NFL Writer: Rex Ryan Is A Victim Of His Own Bluster

Remember when Rex Ryan led the New York Jets to back-to-back AFC Championship games in 2009 and 2010? You know, when he was considered one of the best coaches in football?

Well, he has since gone 34-48, including 8-10 with the Bills, and could be on the hot seat in Buffalo.

What happened to him?

“I do think in some ways Rex is the victim of his own bluster – because he raises the expectations,” NFL.com’s Judy Battista said on CBS Sports Radio’s The DA Show. “He was so excited when he went to Buffalo and he got the fan base so excited because he was so excited to be in Buffalo. Let’s face it: Fans are used to people not being excited about the Buffalo Bills, and he was so excited. He wanted to live in the part of town that got the most snow, he embraced Jim Kelly – all of the things that really played to the fans. He got the fans’ hopes up so, so high that they were going to go to the playoffs, and then when it falls flat, it’s even more of a letdown because their hopes were raised so much. They’re like, ‘Wait a minute. You’re not delivering any more than Dick Jauron.’ So i think int hat sense he’s a victim of his own words, and I think that’s why you’re seeing him say less this year – or at least trying to say less.”

Forget the AFC Championship.
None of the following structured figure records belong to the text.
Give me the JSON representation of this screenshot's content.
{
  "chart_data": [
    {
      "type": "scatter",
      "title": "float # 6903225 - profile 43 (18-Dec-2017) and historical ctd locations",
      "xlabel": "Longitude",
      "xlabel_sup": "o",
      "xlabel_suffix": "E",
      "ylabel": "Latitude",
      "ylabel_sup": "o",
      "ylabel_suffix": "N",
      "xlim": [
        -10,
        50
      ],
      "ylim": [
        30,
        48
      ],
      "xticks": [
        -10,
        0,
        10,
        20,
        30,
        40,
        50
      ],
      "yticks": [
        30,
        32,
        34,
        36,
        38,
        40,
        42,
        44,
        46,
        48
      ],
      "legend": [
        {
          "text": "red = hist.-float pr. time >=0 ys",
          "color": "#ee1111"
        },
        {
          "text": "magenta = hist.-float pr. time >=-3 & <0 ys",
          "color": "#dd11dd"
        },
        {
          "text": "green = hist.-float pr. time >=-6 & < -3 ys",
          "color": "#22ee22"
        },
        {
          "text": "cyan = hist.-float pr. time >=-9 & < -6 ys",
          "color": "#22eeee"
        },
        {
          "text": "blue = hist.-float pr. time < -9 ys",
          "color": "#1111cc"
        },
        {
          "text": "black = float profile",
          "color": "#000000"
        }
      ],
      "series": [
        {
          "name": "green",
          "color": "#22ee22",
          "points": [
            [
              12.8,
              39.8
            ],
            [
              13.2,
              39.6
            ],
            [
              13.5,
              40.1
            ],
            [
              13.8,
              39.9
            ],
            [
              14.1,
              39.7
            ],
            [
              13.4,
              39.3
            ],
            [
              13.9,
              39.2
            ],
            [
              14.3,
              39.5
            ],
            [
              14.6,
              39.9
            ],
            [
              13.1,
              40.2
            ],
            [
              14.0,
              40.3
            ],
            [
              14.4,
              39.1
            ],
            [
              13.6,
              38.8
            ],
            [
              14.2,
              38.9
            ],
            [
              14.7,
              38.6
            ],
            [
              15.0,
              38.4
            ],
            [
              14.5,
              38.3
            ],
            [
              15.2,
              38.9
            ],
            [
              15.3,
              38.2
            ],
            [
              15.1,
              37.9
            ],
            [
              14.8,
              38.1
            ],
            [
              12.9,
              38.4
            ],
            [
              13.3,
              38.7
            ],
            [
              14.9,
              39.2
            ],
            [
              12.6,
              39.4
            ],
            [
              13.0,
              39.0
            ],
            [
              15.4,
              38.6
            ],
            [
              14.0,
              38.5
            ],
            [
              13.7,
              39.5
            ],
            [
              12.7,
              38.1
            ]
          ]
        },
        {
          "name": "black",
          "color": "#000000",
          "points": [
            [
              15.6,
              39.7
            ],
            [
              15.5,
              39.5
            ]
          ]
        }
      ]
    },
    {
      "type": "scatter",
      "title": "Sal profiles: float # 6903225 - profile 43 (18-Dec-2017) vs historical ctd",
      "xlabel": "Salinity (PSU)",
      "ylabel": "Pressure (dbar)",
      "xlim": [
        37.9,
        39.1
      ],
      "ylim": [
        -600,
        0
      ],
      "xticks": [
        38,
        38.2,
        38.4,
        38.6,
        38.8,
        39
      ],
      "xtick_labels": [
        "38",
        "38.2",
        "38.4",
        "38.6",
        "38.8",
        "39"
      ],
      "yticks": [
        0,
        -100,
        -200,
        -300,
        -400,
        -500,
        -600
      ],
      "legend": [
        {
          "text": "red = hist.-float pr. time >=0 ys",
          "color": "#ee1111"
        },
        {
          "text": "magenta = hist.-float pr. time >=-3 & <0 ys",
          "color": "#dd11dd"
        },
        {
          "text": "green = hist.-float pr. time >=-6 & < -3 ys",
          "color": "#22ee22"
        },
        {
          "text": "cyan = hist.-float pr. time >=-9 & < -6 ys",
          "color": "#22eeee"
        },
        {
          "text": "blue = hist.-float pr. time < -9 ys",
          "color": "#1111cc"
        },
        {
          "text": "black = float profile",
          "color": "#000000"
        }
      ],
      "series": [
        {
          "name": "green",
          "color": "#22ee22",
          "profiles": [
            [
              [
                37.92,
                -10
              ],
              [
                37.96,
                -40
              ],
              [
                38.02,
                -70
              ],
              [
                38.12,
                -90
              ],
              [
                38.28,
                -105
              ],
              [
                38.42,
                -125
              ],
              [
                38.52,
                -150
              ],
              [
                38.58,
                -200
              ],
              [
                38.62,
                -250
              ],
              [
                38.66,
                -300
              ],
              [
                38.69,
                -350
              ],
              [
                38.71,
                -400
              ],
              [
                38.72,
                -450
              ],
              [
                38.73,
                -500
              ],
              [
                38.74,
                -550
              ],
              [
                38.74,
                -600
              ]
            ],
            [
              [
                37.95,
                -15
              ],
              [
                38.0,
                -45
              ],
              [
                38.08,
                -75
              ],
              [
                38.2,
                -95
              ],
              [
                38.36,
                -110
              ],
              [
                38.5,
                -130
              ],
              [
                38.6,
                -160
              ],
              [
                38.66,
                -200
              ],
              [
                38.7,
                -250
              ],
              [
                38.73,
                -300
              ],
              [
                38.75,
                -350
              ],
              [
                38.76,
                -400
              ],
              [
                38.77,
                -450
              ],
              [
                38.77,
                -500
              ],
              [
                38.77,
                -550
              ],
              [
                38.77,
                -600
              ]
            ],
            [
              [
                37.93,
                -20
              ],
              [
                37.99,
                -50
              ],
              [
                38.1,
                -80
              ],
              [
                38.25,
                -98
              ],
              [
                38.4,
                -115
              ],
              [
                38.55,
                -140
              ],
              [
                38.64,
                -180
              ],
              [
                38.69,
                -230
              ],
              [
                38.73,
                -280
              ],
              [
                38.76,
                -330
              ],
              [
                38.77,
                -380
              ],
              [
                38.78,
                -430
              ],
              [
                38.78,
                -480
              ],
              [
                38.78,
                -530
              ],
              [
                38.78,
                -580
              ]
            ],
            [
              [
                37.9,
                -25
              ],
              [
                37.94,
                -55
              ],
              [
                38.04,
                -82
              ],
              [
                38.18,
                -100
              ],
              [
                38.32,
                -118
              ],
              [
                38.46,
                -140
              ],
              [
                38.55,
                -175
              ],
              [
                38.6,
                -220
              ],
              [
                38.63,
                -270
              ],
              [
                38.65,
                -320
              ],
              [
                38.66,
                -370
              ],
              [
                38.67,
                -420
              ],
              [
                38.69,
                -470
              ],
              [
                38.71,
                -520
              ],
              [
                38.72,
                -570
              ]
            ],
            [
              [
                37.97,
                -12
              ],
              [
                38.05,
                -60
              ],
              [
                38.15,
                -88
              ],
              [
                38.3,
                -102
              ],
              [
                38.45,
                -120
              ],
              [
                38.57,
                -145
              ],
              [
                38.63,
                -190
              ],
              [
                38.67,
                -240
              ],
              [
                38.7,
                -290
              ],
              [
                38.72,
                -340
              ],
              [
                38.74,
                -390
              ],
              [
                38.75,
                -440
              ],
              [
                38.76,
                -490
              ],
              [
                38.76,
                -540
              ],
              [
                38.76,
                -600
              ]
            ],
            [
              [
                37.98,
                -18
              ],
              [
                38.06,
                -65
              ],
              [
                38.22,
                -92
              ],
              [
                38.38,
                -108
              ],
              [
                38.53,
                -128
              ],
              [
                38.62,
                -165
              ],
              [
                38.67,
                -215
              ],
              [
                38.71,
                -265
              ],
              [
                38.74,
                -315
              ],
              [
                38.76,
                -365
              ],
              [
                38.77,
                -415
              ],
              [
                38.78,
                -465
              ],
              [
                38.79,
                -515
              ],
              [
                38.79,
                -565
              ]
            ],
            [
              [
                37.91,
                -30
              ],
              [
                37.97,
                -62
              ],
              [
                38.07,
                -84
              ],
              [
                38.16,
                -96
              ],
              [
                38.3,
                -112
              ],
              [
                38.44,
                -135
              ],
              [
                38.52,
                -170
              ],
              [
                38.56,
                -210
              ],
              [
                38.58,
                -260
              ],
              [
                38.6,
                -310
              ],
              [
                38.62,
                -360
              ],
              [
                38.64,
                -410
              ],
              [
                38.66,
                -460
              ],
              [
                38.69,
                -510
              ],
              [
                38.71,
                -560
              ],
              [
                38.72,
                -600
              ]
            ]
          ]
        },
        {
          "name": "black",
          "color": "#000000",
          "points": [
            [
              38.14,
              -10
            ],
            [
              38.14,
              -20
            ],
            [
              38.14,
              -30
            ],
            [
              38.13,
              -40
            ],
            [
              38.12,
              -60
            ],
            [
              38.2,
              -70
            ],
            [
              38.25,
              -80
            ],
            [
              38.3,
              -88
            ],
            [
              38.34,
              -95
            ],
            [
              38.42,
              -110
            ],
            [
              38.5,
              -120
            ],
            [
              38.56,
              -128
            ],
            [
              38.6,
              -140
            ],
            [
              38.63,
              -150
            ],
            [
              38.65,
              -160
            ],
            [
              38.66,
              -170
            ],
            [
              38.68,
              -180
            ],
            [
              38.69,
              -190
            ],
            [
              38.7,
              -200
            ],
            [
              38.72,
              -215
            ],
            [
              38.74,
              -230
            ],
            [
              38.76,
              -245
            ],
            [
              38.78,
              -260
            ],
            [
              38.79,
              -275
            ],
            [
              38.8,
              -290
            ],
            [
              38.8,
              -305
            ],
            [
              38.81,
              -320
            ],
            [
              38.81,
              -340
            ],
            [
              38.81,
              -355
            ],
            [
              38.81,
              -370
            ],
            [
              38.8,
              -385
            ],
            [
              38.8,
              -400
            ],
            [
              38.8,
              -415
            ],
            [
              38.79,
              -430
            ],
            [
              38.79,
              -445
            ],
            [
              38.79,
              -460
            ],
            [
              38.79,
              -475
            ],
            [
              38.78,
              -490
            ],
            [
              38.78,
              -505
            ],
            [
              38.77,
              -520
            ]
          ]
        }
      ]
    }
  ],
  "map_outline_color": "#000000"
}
Ryan hasn’t led a team to the playoffs in five-going-on-six seasons.

“That seems like a long time ago, doesn’t it?” Battista said, referring to those deep playoff runs in New York. “The good years with the Jets, the two consecutive runs to the AFC Championship Game, were the best possible situations he had. He had very good defensive talent, he had a very, very good offensive line, and a very good running game. That played into the way Rex wants to play anyway. That’s what he wants to do. They were able to do it. They had the personnel, and they were able to execute it. And then you had Mark Sanchez, who was a young quarterback, and he made mistakes that we all know Mark Sanchez makes, but he also had some flashes there where, occasionally, he’d give you a game where he outplayed Tom Brady. Was (Ryan) the beneficiary (of a good situation)? Yeah, but he also had that defense going and he knew enough to play with the personnel that he had.”

Ryan arrived in Buffalo in 2015. He inherited a team that went 9-7 and was charged with leading the franchise to its first playoff appearance this century.

The Bills went 8-8 last year and are 0-2 this year.

“So many things went wrong even before the season started with suspensions and injuries,” Battista said. “It’s just a mess. And then firing his offensive coordinator a day after the defense clearly blew the game. It’s not pretty. And certainly when you hear the reports that the owners are meeting with players without Rex being there – boy, that’s a red flag.”